I watched a young mother fasten her baby daughter's fairy wings, as she spoke German to her and studied for medical flash cards, as she must have been studying to be in the medical field. Another young man who was no doubt waiting with his sweet dark eyed little ones for their mother to arrive. An intellectual looking young woman read a book while she sat at the coffee shop reminded me of another young friend I have and I wondered who she was waiting for. The handsome young airline pilots and beautifully primped flight attendants left me feeling envious of their jet setting life style. and I wondered where they were going next.

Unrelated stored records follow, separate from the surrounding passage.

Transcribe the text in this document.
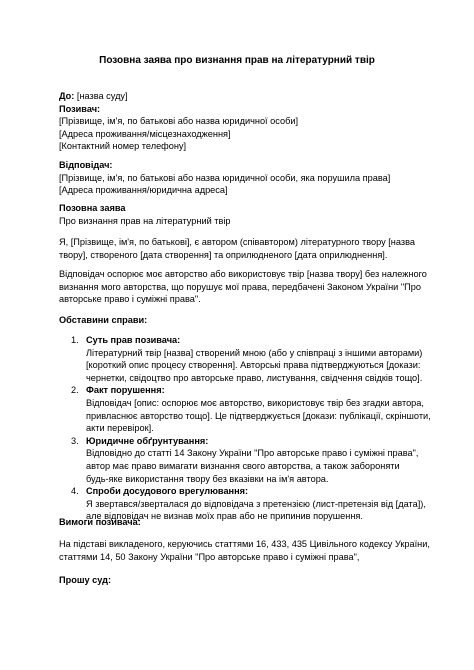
Позовна заява про визнання прав на літературний твір
До: [назва суду]
Позивач:
[Прізвище, ім'я, по батькові або назва юридичної особи]
[Адреса проживання/місцезнаходження]
[Контактний номер телефону]
Відповідач:
[Прізвище, ім'я, по батькові або назва юридичної особи, яка порушила права]
[Адреса проживання/юридична адреса]
Позовна заява
Про визнання прав на літературний твір
Я, [Прізвище, ім'я, по батькові], є автором (співавтором) літературного твору [назва
твору], створеного [дата створення] та оприлюдненого [дата оприлюднення].
Відповідач оспорює моє авторство або використовує твір [назва твору] без належного
визнання мого авторства, що порушує мої права, передбачені Законом України "Про
авторське право і суміжні права".
Обставини справи:
1. Суть прав позивача:
Літературний твір [назва] створений мною (або у співпраці з іншими авторами)
[короткий опис процесу створення]. Авторські права підтверджуються [докази:
чернетки, свідоцтво про авторське право, листування, свідчення свідків тощо].
2. Факт порушення:
Відповідач [опис: оспорює моє авторство, використовує твір без згадки автора,
привласнює авторство тощо]. Це підтверджується [докази: публікації, скріншоти,
акти перевірок].
3. Юридичне обґрунтування:
Відповідно до статті 14 Закону України "Про авторське право і суміжні права",
автор має право вимагати визнання свого авторства, а також забороняти
будь-яке використання твору без вказівки на ім'я автора.
4. Спроби досудового врегулювання:
Я звертався/зверталася до відповідача з претензією (лист-претензія від [дата]),
але відповідач не визнав моїх прав або не припинив порушення.
Вимоги позивача:
На підставі викладеного, керуючись статтями 16, 433, 435 Цивільного кодексу України,
статтями 14, 50 Закону України "Про авторське право і суміжні права",
Прошу суд:
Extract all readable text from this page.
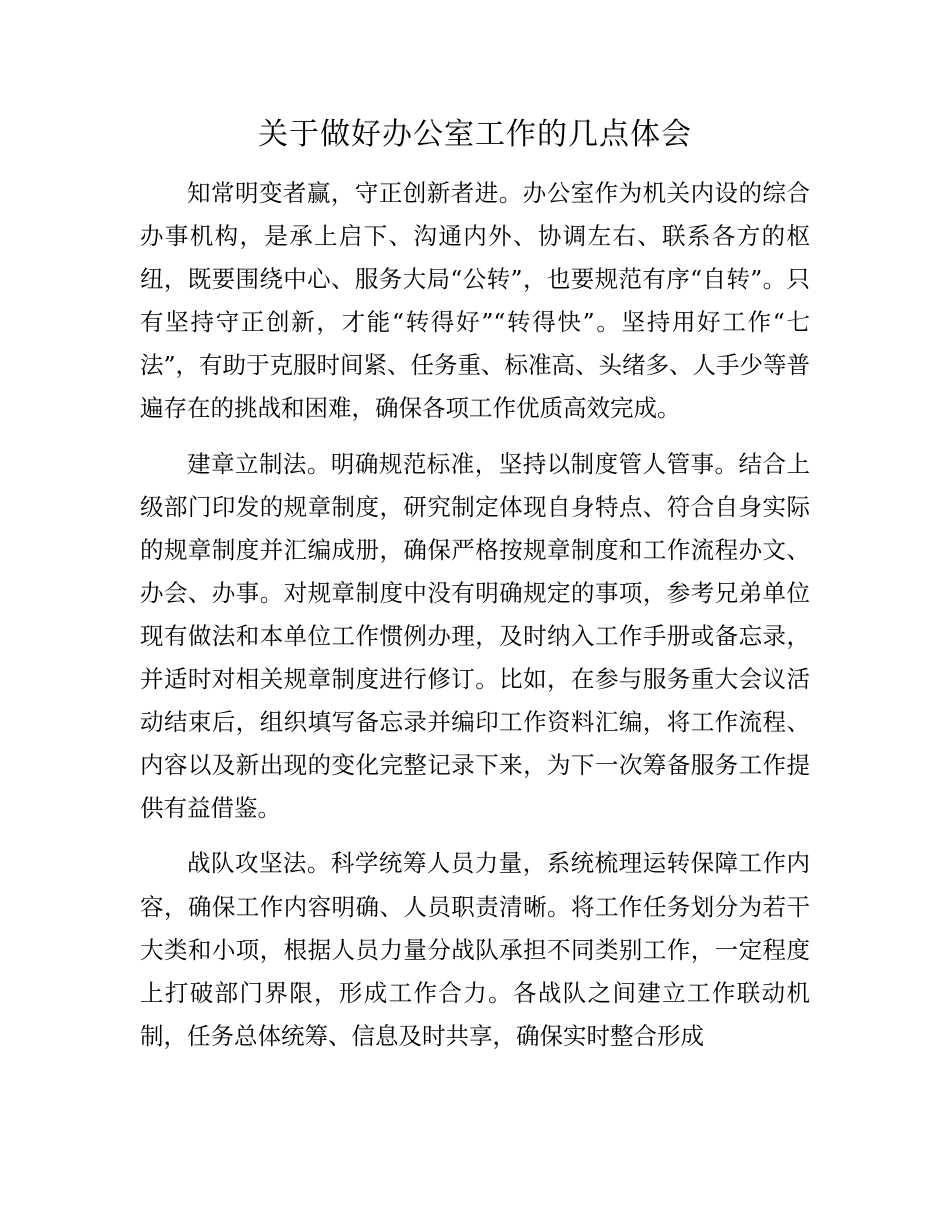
关于做好办公室工作的几点体会

知常明变者赢，守正创新者进。办公室作为机关内设的综合办事机构，是承上启下、沟通内外、协调左右、联系各方的枢纽，既要围绕中心、服务大局“公转”，也要规范有序“自转”。只有坚持守正创新，才能“转得好”“转得快”。坚持用好工作“七法”，有助于克服时间紧、任务重、标准高、头绪多、人手少等普遍存在的挑战和困难，确保各项工作优质高效完成。

建章立制法。明确规范标准，坚持以制度管人管事。结合上级部门印发的规章制度，研究制定体现自身特点、符合自身实际的规章制度并汇编成册，确保严格按规章制度和工作流程办文、办会、办事。对规章制度中没有明确规定的事项，参考兄弟单位现有做法和本单位工作惯例办理，及时纳入工作手册或备忘录，并适时对相关规章制度进行修订。比如，在参与服务重大会议活动结束后，组织填写备忘录并编印工作资料汇编，将工作流程、内容以及新出现的变化完整记录下来，为下一次筹备服务工作提供有益借鉴。

战队攻坚法。科学统筹人员力量，系统梳理运转保障工作内容，确保工作内容明确、人员职责清晰。将工作任务划分为若干大类和小项，根据人员力量分战队承担不同类别工作，一定程度上打破部门界限，形成工作合力。各战队之间建立工作联动机制，任务总体统筹、信息及时共享，确保实时整合形成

I've always loved people watching. At an airport it doesn't get any better. The best part of traveling might seem to be when we arrive at our destination, and traveling in and of itself can be rich with human experience. But all the feelings a person can have are all rolled up into one when we are in an airport. Joy, sadness, excitement, fear, love and affection, happiness and dread. It's a common ground equalizer that we all share in our humanity and simply being ourselves.
"The soul arrives at the speed of a camel" - Arab Proverb
Perhaps the best part of traveling is the anticipation before we even start our journey. Too many of us are in a hurry to get to our destination and we are caught up in the whole stressful preoccupation of what it is we have to do to get there. Instead of living in the present we project into the future, with little time for mindfulness.
However when we are simply sitting, waiting in an airport, we have the opportunity to observe the innocence of children and shear delight of those who are reunited, grandparents hugging grand babies, lovers, friends, parents and children all saying hello or goodbye.
We can see are all types of people, different life scenarios and snapshots of travelers lives and souls full of wonder providing a feast for the eyes of the observer of people and life.
Airports are like a microcosm of the world in one big mash up, in a particular space and time, a kind of no where land, or non-place. We are striped of our egos and are no different than anyone else in our shared humanity.
Sitting on the edge of observation, not having to arrive or leave for any flight destination caused me to reflect on the beauty of human beings and their inner journeys.
Airports are impermanent portholes, in between places that enable us to stand outside our normal experience and remind us of the people we could be, and that we can always start over. We are only limited by the confines of our own imaginations.
Prior to writing this post I found out Alain de Botton has written about his own experience with being in an airport as an artist in residence. In his book Week at the Airport he writes that airports are "imaginative centres of the modern world."
My airport adventure story left me reflecting on how we are all really traveling pilgrims just passing through, above and beyond our physical human journey, but we are all on an inner journey hopefully making a particular positive change in ourselves. Enjoy your flight, your journey, and your adventure story.